И вот при этом-то общем испуге послышалось игривое постукивание в наружную дверь, словно камешком либо косточкой: тик-так, тик-так!

«Ой! Ой! Ой! Жердяй!»

Похолодело сердце у Феоктисты Ивановны, язык отнялся, – хочет крикнуть и не может.

Никто не тронулся с места.

Но игривое постукивание продолжалось недолго: вскоре весь дом содрогнулся от сильного стука в дверь и послышался знакомый голос.

– Господин наш, Василь Григорьич! Отворяйте! – придя в себя, крикнула хозяйка.

Старая Авдотья оказалась куда смелее молодых. Закряхтела, заворчала, а все же поднялась с пола и торопливо поплелась, прихрамывая, в прихожую.

– Ты ли это, батюшка наш Василий Григорьевич? – спросила она, подойдя к двери.

Все ясно услышали сердитый голос хозяина. Засуетились.

Отлегло у всех на сердце: «Слава тебе Господи! Не жердяй!»

Феоктиста Ивановна заторопилась навстречу мужу.

Вместе с густыми клубами ледяного холода, хлынувшими в переднюю горницу, вошел сам хозяин дома, Василий Григорьевич Грязной. Его пышные черные кудри заиндевели, усы и небольшая бородка побелели, щеки разрумянились. Цыганские озорные глаза оглядели всех насмешливо:

– Ага! Испужались? То-то!

Развязывая кушак и снимая саблю, он весело сказал:

– Гостя привел. Хотел нас обмануть... Нет, брат, шалишь! Не тут-то было. Попался голубчик.

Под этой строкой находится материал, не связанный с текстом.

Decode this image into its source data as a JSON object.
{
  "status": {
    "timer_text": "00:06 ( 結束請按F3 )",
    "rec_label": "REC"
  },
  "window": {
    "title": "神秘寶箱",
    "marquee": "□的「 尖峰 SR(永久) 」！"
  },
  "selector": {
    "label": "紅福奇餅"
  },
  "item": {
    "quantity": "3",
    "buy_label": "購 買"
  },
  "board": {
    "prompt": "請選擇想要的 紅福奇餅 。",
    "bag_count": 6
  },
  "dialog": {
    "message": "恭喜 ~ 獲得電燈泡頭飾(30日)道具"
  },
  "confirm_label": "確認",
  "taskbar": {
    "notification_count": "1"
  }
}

Он указал жене рукой на длинного, худого человека, чудно одетого. Его держали за руки двое дюжих стражников. Незнакомец бормотал что-то на непонятном никому языке. Бороды нет – одни усищи. За ним, громко смеясь, вошли со двора дворянин Кусков, ближний друг Грязного, постоянно сопутствовавший ему в ночных объездах Москвы, и еще двое дворян.

– Вот, гляди, какого я зверя взял, – продолжал Грязной, обращаясь к жене. – Пропустили мы его через засеку да и облаву учинили. Мой жеребец не такой бегун, как эта образина... Выпустите его. Не держите... Спас я его. Ладно ко мне попал, а не к боярину Челяднину, а то бы сидеть ему в темнице.

Освободившись от своих провожатых, чужеземец размял руки, вытянулся, окинул ястребиным взглядом окружающих, снял шапку и холодно, пренебрежительно поклонился жене Грязного. Он еще не отдышался после бега.

– Ишь ты, как дышит, ровно лошадь, – усмехнулся Грязной. – А человек, видать, забавный... Надобно узнать, кто он. Эй, Павел! Сбегай позови толмача Алехина.

Самый молодой из спутников Грязного, одетый в стрелецкий кафтан юноша с едва пробивавшимися усиками, быстро исчез за дверью.

Василий Грязной и его друзья помолились на иконы и расселись на скамьях вдоль стены.

– Будто и не враг, не соглядатай, а харя разбойничья... по всему видать – немчин...

– Королю нетрудно и немчина подослать... Немца купить дешевле онучи... Торгуют они собой, будто распутные девки. Где богаче заплатят, туда и идут! – брезгливо проговорил Кусков, зло оглядев с головы до ног незнакомца. – Нанимаются.

– А прозвище тех людей – кнехты, по-нашему же...

Грязной произнес неудоборекомое слово.

– А вдруг, жена моя, государыня Феоктиста Ивановна, полонили мы и впрямь королевского языка?! Нам это на руку.

Феоктиста Ивановна недовольно покачала головой и вздохнула:

– Не след бы тебе, батюшка, сударь мой Василий Григорьевич, сию гадину в дом к нам приводить... Поганые они, немцы-то!.. Грешно их в избу пущать...

Грязной насупился.

– Не соромь царского слугу, глупая! Уж лучше молчи... Грешно было бы упустить сего басурмана. Служат они нашему врагу – королю Жигимонду. Али забыли мы, как за немцев лифляндских заступился он да на города наши нападал? Немалый убыток понесли мы от сего бесчестия. Изловить королевского соглядатая, что ли, грешно? И коли то грешно, принимаю сей грех на себя. Приму. Приму сполна! Царским слугам, что служат правдою царю, все одно не пировать в раю. И монахи то предсказывают, и заволжские старцы. Одни, по их словам, бояре в рай попадут. А докудова што будет – ставь вино. Немчина напоить надо, будь с ним ласкова; и ты, Кусков, глазищами не пиявь его... Пускай простаками нас считает. Царь-батюшка любит, когда иной раз иноземцы так думают. Так им весело, а нам выгодно.